Felix Blumenfeld’s arrangement of a single Polovtsian Dance from Prince Igor left me wanting the whole set.
The disc closes with a sequence of song transcriptions — encores, essentially, and they function that way, winding things down with intimacy and grace. Karol Miłosz Karlowicz’s “Dla zasmuconej” (“To a grieving maiden”), in a transcription by Karol A. Penson, stopped me cold. There’s a quality of suspended grief in it that Katsaris renders with extraordinary delicacy — the kind of playing where you notice the silences as much as the notes. Eduard Schütt’s arrangement of Dvořák’s “Songs My Mother Taught Me” is affecting in a quieter way, never oversentimental, which is harder to pull off than it sounds.

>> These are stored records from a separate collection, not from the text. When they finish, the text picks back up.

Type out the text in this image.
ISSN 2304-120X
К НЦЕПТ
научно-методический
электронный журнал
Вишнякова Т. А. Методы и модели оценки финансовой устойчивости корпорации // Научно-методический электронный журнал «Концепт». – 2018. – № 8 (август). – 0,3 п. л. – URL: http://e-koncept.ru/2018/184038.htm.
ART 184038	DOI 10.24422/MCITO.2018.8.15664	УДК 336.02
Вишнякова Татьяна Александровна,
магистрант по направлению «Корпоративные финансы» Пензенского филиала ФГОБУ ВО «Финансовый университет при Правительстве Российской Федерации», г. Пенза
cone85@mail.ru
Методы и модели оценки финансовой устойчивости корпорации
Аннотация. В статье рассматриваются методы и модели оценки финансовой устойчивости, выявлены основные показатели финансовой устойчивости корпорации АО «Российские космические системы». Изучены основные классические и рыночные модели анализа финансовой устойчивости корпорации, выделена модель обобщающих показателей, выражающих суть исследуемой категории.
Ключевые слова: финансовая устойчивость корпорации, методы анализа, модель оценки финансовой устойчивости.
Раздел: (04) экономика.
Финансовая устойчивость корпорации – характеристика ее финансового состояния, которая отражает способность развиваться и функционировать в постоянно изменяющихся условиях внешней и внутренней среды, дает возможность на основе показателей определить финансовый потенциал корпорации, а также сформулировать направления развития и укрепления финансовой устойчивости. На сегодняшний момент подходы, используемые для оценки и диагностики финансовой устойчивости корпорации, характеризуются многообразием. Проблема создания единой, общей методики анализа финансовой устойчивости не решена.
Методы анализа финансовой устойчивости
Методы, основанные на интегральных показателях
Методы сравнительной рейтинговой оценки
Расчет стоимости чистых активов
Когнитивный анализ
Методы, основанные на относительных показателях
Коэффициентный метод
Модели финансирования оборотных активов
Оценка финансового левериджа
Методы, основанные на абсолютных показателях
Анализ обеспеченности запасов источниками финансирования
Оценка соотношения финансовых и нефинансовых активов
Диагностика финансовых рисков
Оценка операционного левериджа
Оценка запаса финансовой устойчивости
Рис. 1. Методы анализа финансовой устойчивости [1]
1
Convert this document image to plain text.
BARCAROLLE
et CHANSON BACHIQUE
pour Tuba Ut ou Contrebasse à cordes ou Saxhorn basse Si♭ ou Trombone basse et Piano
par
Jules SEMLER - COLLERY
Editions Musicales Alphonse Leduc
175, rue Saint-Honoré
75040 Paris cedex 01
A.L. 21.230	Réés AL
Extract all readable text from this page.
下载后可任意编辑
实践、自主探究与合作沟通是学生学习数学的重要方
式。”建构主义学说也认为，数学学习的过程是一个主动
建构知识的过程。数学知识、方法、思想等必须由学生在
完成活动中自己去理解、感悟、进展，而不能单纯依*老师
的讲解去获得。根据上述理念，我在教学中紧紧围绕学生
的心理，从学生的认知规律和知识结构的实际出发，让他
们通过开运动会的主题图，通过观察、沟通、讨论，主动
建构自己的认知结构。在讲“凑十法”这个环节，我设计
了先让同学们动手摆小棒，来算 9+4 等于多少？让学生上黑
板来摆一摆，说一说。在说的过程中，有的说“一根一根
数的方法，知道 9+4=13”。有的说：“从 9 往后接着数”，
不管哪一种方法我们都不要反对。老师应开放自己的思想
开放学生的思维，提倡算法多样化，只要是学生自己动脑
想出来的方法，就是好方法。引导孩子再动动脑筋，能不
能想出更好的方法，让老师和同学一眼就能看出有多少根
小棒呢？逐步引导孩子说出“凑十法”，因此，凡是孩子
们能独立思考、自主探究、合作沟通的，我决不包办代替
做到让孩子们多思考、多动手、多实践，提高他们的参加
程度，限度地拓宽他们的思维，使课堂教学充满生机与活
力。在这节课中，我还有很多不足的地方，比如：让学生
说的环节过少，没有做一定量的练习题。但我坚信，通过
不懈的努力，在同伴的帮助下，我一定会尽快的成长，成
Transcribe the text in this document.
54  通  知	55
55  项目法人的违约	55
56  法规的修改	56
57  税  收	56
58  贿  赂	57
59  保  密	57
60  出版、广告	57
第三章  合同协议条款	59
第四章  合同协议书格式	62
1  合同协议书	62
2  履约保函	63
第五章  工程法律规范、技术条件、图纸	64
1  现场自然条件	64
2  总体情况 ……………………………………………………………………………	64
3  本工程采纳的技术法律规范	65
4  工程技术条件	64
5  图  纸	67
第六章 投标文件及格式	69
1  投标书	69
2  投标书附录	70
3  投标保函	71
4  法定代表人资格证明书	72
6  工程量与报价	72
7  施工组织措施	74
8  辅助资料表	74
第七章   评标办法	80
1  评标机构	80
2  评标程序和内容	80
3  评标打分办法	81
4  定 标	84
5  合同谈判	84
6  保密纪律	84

The engineering is close and warm — Hyperion-ish, if that means anything to you — with one puzzling exception: the Karlowicz track has a slightly different acoustic character, as if it were recorded on a different day in a different room. A minor irritant in an otherwise well-produced disc.
Pianophiles will need no further encouragement. But here’s what I’d say to everyone else: transcriptions like these aren’t just curiosities or party tricks. At their best — and several of these are at their best — they’re a different way of hearing music you thought you already knew. Katsaris makes that case as persuasively as anyone alive.